The competition, conducted March 31-April 1 at Georgetown University Law Center in Washington, D.C., featured 16 teams and was divided into two divisions of eight teams each.
The Ole Miss team consisted of second-year students Kent Aledenderfer of Huntsville, Alabama, and Kyle Hansen of Issaquah, Washington, and third-year student Alexia Boggs, from Nashville, Tennessee. Andrea Harrington, the school’s air and space law instructor, served as faculty adviser and third-year student Marshall McKellar, of Hattiesburg, was the team’s student coach.
“I am incredibly proud of our team, who worked with extreme diligence leading up to the competition,” Harrington said. “The team members acted with impressive grace and respect – both with regard to each other and their competitors – throughout the process.”
Each team submitted written briefs for both applicant and respondent positions and had an opportunity to compete on both sides in the preliminary rounds. Scoring in the preliminary rounds consisted of 50 percent briefing scores and 50 percent oral scores, and the result determined rankings going into the tournament-style rounds.
The UM team earned the highest score overall in the preliminaries and was ranked first in Division A. As the tournament progressed, the team competed in the quarterfinals against fourth-ranked University of Arkansas at Little Rock.
Ole Miss then advanced to the semifinals, competing as the respondent against McGill University in a tight round.

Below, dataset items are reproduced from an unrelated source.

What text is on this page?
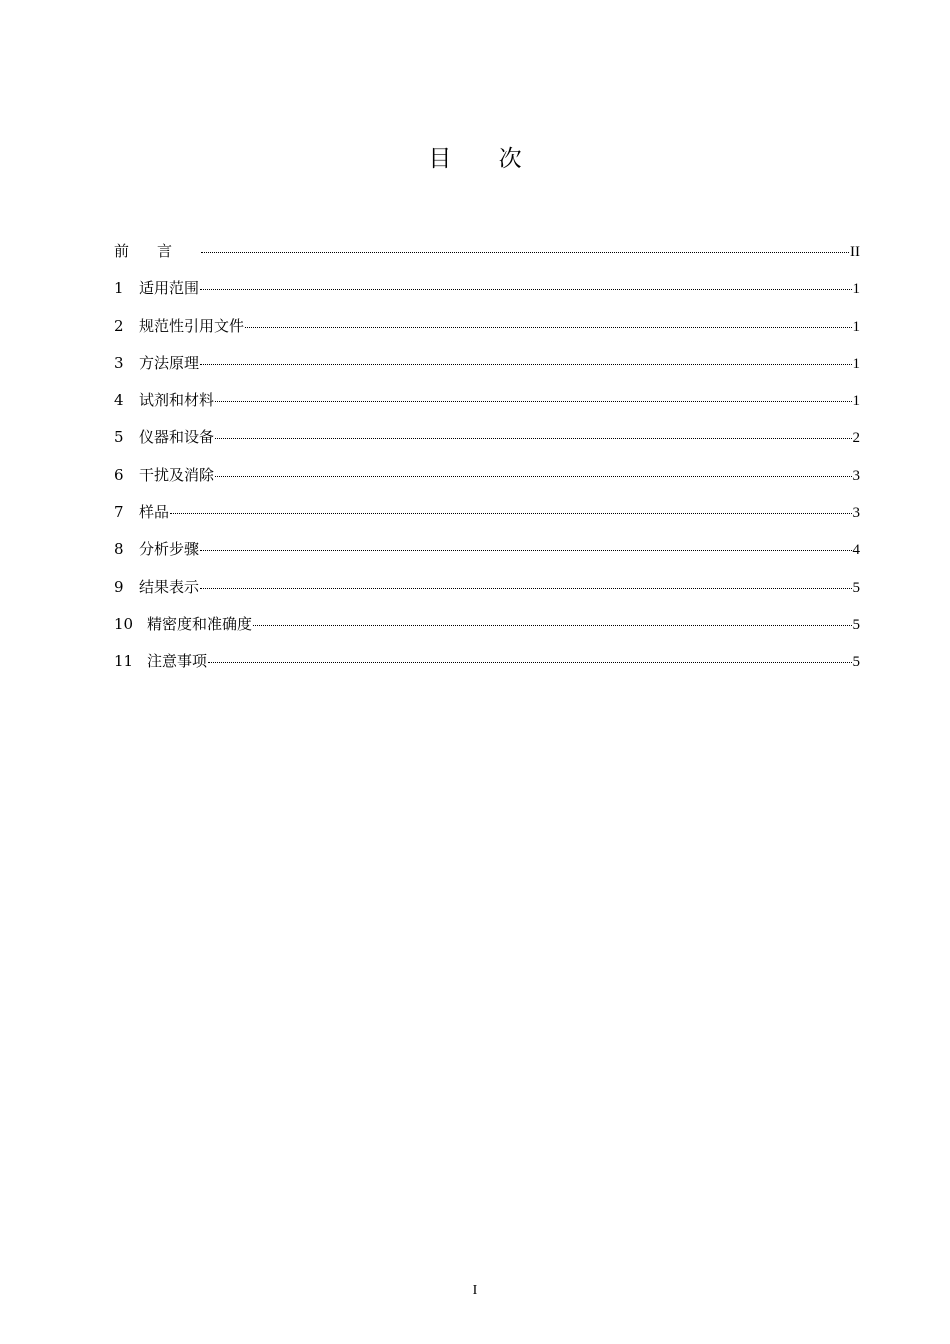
目 次
前言	II
1	适用范围	1
2	规范性引用文件	1
3	方法原理	1
4	试剂和材料	1
5	仪器和设备	2
6	干扰及消除	3
7	样品	3
8	分析步骤	4
9	结果表示	5
10 精密度和准确度	5
11 注意事项	5
I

The team then progressed to the final round, arguing as the applicant against the University of Nebraska.
UM earned three major awards: team awards for Best Brief and Best Team, and Boggs received the Best Oralist award.
“The competition was an amazing experience and a true team effort,” Boggs said. “For months, Kent, Kyle and I have been learning from each other and refining our skills in legal research, clear writing and oral argument.
“Marshall was a huge asset because he went to the competition last year and has an enormous capacity for encouraging others. And of course, we would only have gotten so far without Professor Harrington, who was an excellent coach in pushing each of us to learn every crevice of international law and to apply it to the facts in as many ways as possible.”
The Best Team title allows the team to compete in the international finals, set for Sept. 26-28 in Adelaide, Australia. Competing teams include the champions from Europe, Asia-Pacific and Africa.
“I am very pleased that I get to continue working with this remarkable group of students in preparation for the international finals,” Harrington said.